The next type of document we chose to run through the parser is in Excel, and includes untrivial structures – merged cells, hierarchical columns, and so on, which most often come up in financial reports. In this case, we use Openpyxl as our parser. A user, for instance, might be interested to perform a certain analysis on such documents, either manually, or delegating it to an LLM.

Previous research indicates that using neural LLMs together with interpreters, like SQL-engines, drastically improves the success by which LLMs perform arithmetic and reasoning tasks. With this in mind, in both manual and LLM scenarios, it would make sense for the user to extract a table and convert it to such a format which could be put in a certain database.

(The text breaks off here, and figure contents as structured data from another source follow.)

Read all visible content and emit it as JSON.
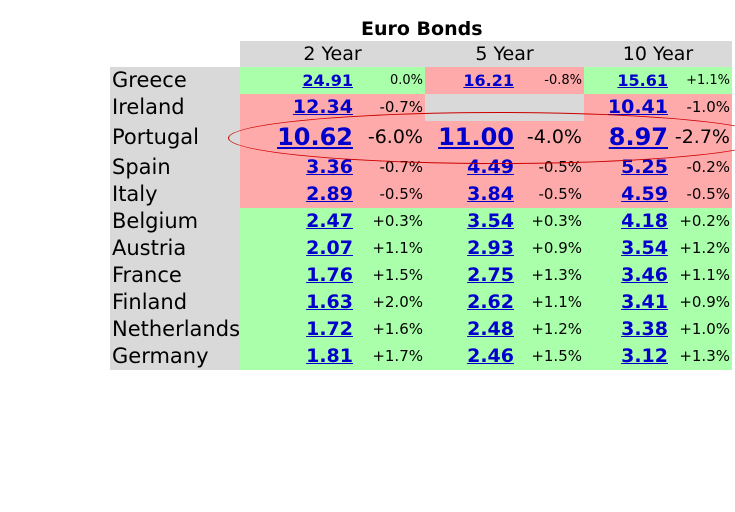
{
  "title": "Euro Bonds",
  "columns": [
    "2 Year",
    "5 Year",
    "10 Year"
  ],
  "rows": [
    {
      "country": "Greece",
      "y2": "24.91",
      "c2": "0.0%",
      "y5": "16.21",
      "c5": "-0.8%",
      "y10": "15.61",
      "c10": "+1.1%"
    },
    {
      "country": "Ireland",
      "y2": "12.34",
      "c2": "-0.7%",
      "y5": "",
      "c5": "",
      "y10": "10.41",
      "c10": "-1.0%"
    },
    {
      "country": "Portugal",
      "y2": "10.62",
      "c2": "-6.0%",
      "y5": "11.00",
      "c5": "-4.0%",
      "y10": "8.97",
      "c10": "-2.7%"
    },
    {
      "country": "Spain",
      "y2": "3.36",
      "c2": "-0.7%",
      "y5": "4.49",
      "c5": "-0.5%",
      "y10": "5.25",
      "c10": "-0.2%"
    },
    {
      "country": "Italy",
      "y2": "2.89",
      "c2": "-0.5%",
      "y5": "3.84",
      "c5": "-0.5%",
      "y10": "4.59",
      "c10": "-0.5%"
    },
    {
      "country": "Belgium",
      "y2": "2.47",
      "c2": "+0.3%",
      "y5": "3.54",
      "c5": "+0.3%",
      "y10": "4.18",
      "c10": "+0.2%"
    },
    {
      "country": "Austria",
      "y2": "2.07",
      "c2": "+1.1%",
      "y5": "2.93",
      "c5": "+0.9%",
      "y10": "3.54",
      "c10": "+1.2%"
    },
    {
      "country": "France",
      "y2": "1.76",
      "c2": "+1.5%",
      "y5": "2.75",
      "c5": "+1.3%",
      "y10": "3.46",
      "c10": "+1.1%"
    },
    {
      "country": "Finland",
      "y2": "1.63",
      "c2": "+2.0%",
      "y5": "2.62",
      "c5": "+1.1%",
      "y10": "3.41",
      "c10": "+0.9%"
    },
    {
      "country": "Netherlands",
      "y2": "1.72",
      "c2": "+1.6%",
      "y5": "2.48",
      "c5": "+1.2%",
      "y10": "3.38",
      "c10": "+1.0%"
    },
    {
      "country": "Germany",
      "y2": "1.81",
      "c2": "+1.7%",
      "y5": "2.46",
      "c5": "+1.5%",
      "y10": "3.12",
      "c10": "+1.3%"
    }
  ],
  "colors": {
    "green": "#aaffaa",
    "red": "#ffaaaa",
    "header": "#d9d9d9",
    "link": "#0000cc",
    "ring": "#cc0000"
  }
}
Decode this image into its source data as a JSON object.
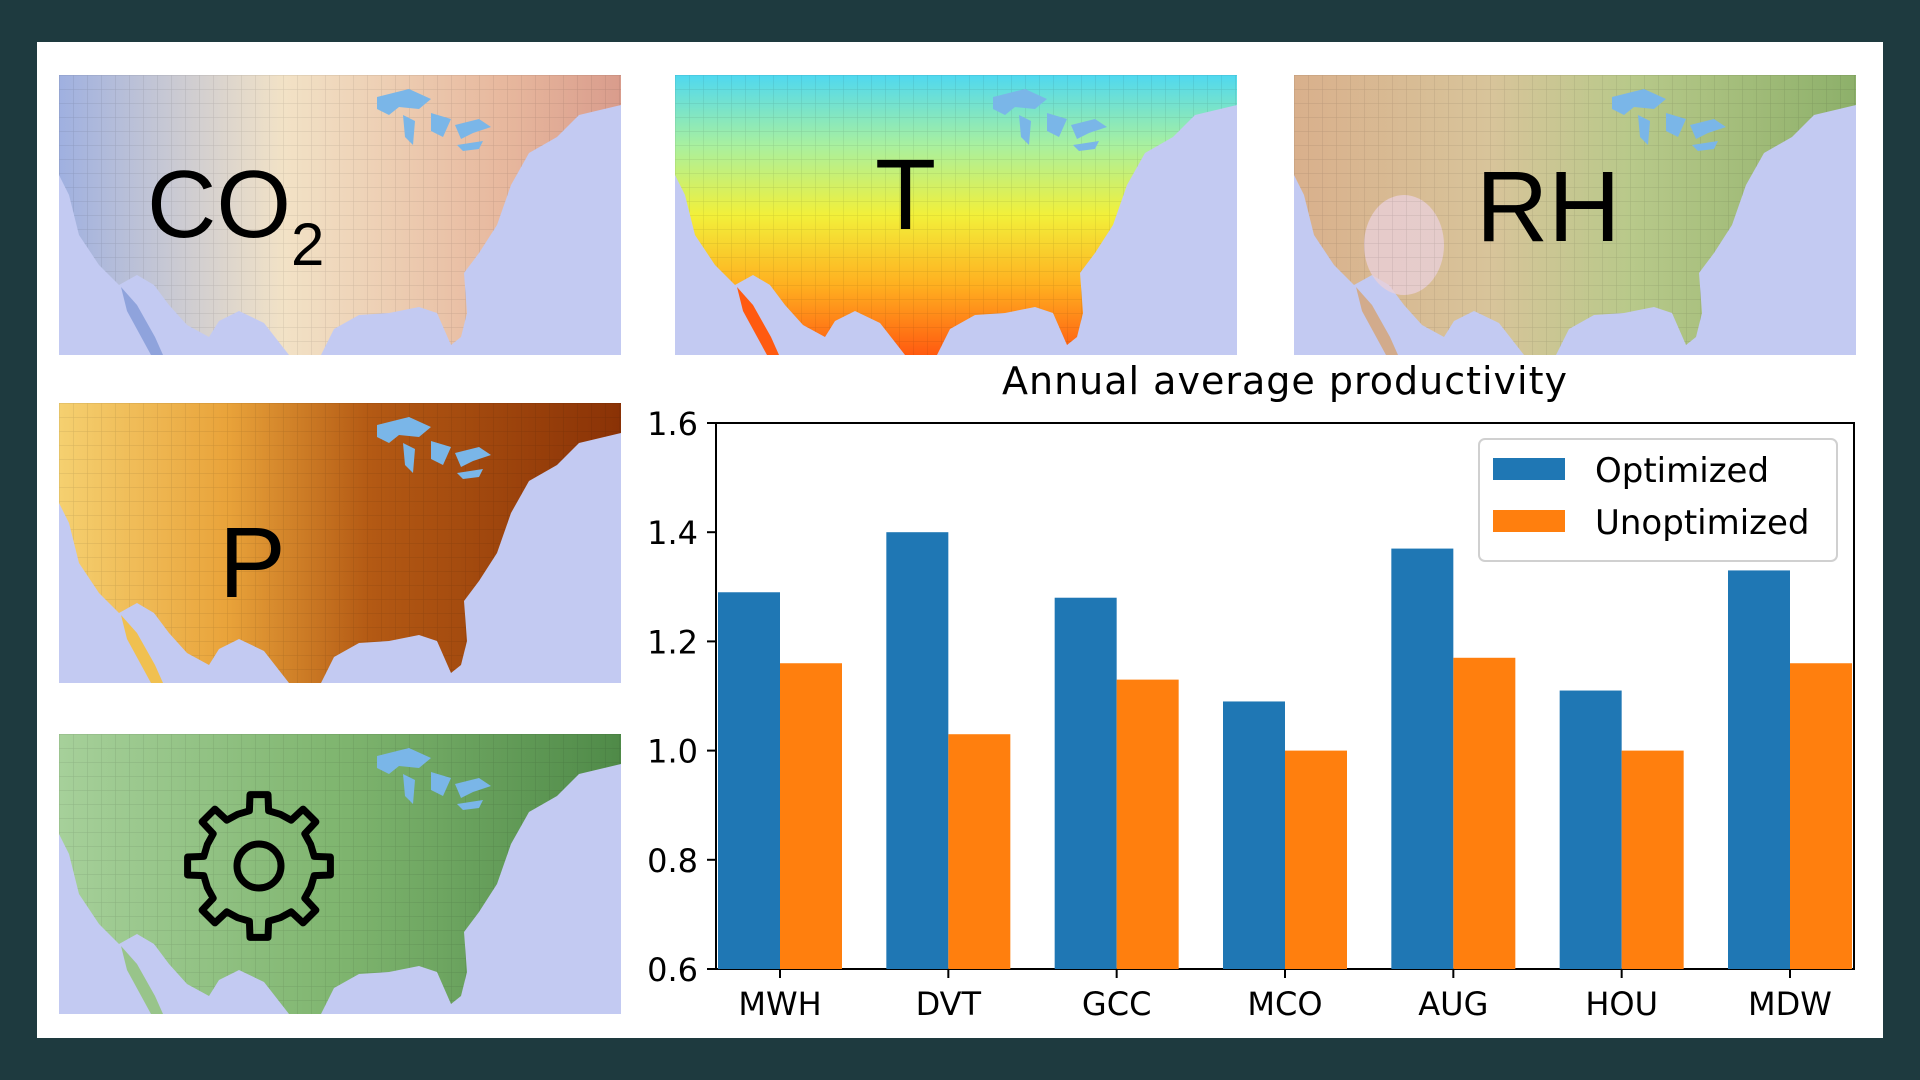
{
  "maps": {
    "co2": {
      "label": "CO",
      "sub": "2"
    },
    "t": {
      "label": "T"
    },
    "rh": {
      "label": "RH"
    },
    "p": {
      "label": "P"
    },
    "gear": {
      "icon": "gear-icon"
    }
  },
  "colors": {
    "optimized": "#1f77b4",
    "unoptimized": "#ff7f0e",
    "ocean": "#c3caf2",
    "lakes": "#7ab6e8"
  },
  "chart_data": {
    "type": "bar",
    "title": "Annual average productivity",
    "xlabel": "",
    "ylabel": "",
    "categories": [
      "MWH",
      "DVT",
      "GCC",
      "MCO",
      "AUG",
      "HOU",
      "MDW"
    ],
    "series": [
      {
        "name": "Optimized",
        "values": [
          1.29,
          1.4,
          1.28,
          1.09,
          1.37,
          1.11,
          1.33
        ]
      },
      {
        "name": "Unoptimized",
        "values": [
          1.16,
          1.03,
          1.13,
          1.0,
          1.17,
          1.0,
          1.16
        ]
      }
    ],
    "ylim": [
      0.6,
      1.6
    ],
    "yticks": [
      "0.6",
      "0.8",
      "1.0",
      "1.2",
      "1.4",
      "1.6"
    ],
    "legend_position": "top-right",
    "grid": false
  }
}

Let’s take a look at two nested Excel tables and the corresponding flat .CSV files (loaded as pandas. DataFrame) received by an automatic conversion of the schema.

Raw tables:

Parsed flat tables:

Once again, these parsed tables are nearly unusable: when we collapsed merged cells and nested columns, a ton of information got lost. If a user doesn’t have knowledge of the original table schema, or is hoping to avoid inspecting each document manually, parsers don’t provide a particularly helpful solution to processing documents with complex layouts and even introduce potential inaccuracies.

Where do we go from here?

The integration of LLMs into the document processing landscape has highlighted a significant hurdle: the intricate task of translating complex, structured documents into a comprehensible text format. Tools like Azure Form Recognizer and PyPDF, despite their advanced capabilities, struggle to grapple with diverse document layouts and distort informational flow. Their errors become especially consequential when dealing with multi-column documents, intricate tables, and scientific formulas. A misinterpretation or omission of even a single data point can lead to repercussions in industries where precision is important.

The challenges presented by these parsers might offer a unique opportunity for LLMs themselves. As we've observed, the current parsing tools' heuristic-based methods are brittle and often misrepresent critical information. Could it be possible to leverage the intricate understanding of LLMs to rectify the very errors these parsing tools introduce? The potential of LLMs might go beyond mere data comprehension; they could be the key to recovering lost or distorted information, and in turn, transform global industries. In our subsequent posts, we explore this very possibility: harnessing LLMs to mend the gaps in our current document processing methods.